Comme le montre le graphe ci-dessus, si l’objectif est de minimiser l’investissement, c’est le produit 1 qui sera privilégié. En revanche, si la priorité est de minimiser le délai de recouvrement – temps nécessaire avant que la courbe des cash flows nets ne croise le point mort (Y=0) – ce sera le produit 2 qui offrira le meilleur résultat. Enfin, le souhait de maximiser la valeur nette générée sur l’ensemble de l’intervalle de temps considéré – 6 périodes – se traduira par l’élection du produit 3.
L’une des difficultés majeures qui se pose lors des démarches d’établissement de la proposition de valeur tient à ce que les attentes en matière de bénéfices reposent sur des a priori, des croyances. Personne n’est en mesure d’en garantir l’obtention effective. Pour rendre compte ce coefficient d’incertitude, de nombreuses organisations introduisent la notion de taux de confiance.

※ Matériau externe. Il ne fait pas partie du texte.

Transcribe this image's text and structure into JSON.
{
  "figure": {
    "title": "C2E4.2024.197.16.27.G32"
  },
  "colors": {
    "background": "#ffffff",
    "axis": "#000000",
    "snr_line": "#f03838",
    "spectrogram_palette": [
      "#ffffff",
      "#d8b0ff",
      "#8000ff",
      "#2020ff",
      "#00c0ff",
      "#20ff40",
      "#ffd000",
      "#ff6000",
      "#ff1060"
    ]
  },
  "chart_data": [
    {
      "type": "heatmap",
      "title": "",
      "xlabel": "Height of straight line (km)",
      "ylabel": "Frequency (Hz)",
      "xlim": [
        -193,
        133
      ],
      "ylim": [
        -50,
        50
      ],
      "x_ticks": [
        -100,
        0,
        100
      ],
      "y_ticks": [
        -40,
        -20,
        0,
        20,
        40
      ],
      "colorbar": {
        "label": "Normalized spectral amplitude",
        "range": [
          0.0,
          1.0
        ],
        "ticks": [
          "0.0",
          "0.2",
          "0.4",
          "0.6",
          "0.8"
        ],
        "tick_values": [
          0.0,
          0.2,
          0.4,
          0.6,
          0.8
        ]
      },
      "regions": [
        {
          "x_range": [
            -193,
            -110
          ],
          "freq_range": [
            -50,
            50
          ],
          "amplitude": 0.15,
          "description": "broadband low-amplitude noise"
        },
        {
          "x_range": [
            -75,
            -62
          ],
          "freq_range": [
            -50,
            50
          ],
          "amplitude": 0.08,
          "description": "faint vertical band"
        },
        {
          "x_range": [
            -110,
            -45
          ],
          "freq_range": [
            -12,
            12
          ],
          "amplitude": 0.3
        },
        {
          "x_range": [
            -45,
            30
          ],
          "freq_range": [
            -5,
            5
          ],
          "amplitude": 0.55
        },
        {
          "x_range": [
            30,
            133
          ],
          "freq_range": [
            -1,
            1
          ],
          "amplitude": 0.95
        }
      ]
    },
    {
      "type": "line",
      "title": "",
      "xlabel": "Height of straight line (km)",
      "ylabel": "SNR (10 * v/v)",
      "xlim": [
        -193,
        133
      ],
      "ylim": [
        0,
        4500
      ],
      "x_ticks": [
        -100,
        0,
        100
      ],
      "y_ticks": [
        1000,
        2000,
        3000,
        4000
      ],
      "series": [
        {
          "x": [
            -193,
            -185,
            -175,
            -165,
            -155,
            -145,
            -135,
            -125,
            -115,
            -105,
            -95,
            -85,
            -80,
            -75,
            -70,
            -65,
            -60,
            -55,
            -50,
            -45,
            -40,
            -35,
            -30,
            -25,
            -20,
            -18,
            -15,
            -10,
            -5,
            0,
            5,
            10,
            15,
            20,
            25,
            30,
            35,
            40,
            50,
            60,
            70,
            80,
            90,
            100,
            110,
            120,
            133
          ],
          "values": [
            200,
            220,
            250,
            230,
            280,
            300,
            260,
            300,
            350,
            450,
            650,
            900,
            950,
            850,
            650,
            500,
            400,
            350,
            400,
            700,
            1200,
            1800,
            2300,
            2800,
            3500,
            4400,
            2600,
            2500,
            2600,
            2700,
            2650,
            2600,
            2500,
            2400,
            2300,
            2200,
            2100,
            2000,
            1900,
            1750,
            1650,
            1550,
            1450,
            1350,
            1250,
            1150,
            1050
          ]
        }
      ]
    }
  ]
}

C’est là que les potentiomètres chers à Kathy Sierra rentrent en scène. Je vous invite à charger le document ci-après (ppt) , puis une fois qu’il est affiché à l’écran, à déplacer le curseur au gré de votre fantaisie, pour apprécier l’effet que peuvent provoquer des variations de votre taux de confiance.
Et c’est justement à ce stade que tout se complique. A partir du moment où des critères non rationnels sont pris en compte, tout peut arriver, y compris le fait de justifier a posteriori par la raison ce que le cœur aura choisi… A moins qu’il ne s’agisse tout simplement de la reconnaissance du phénomène classique selon lequel, même si les décisions complexes sont prises selon des critères émotionnels parfois difficiles à partager et à expliciter, elles sont toujours communiquées à l’aide de justifications économiques faisant la partie belle à la raison.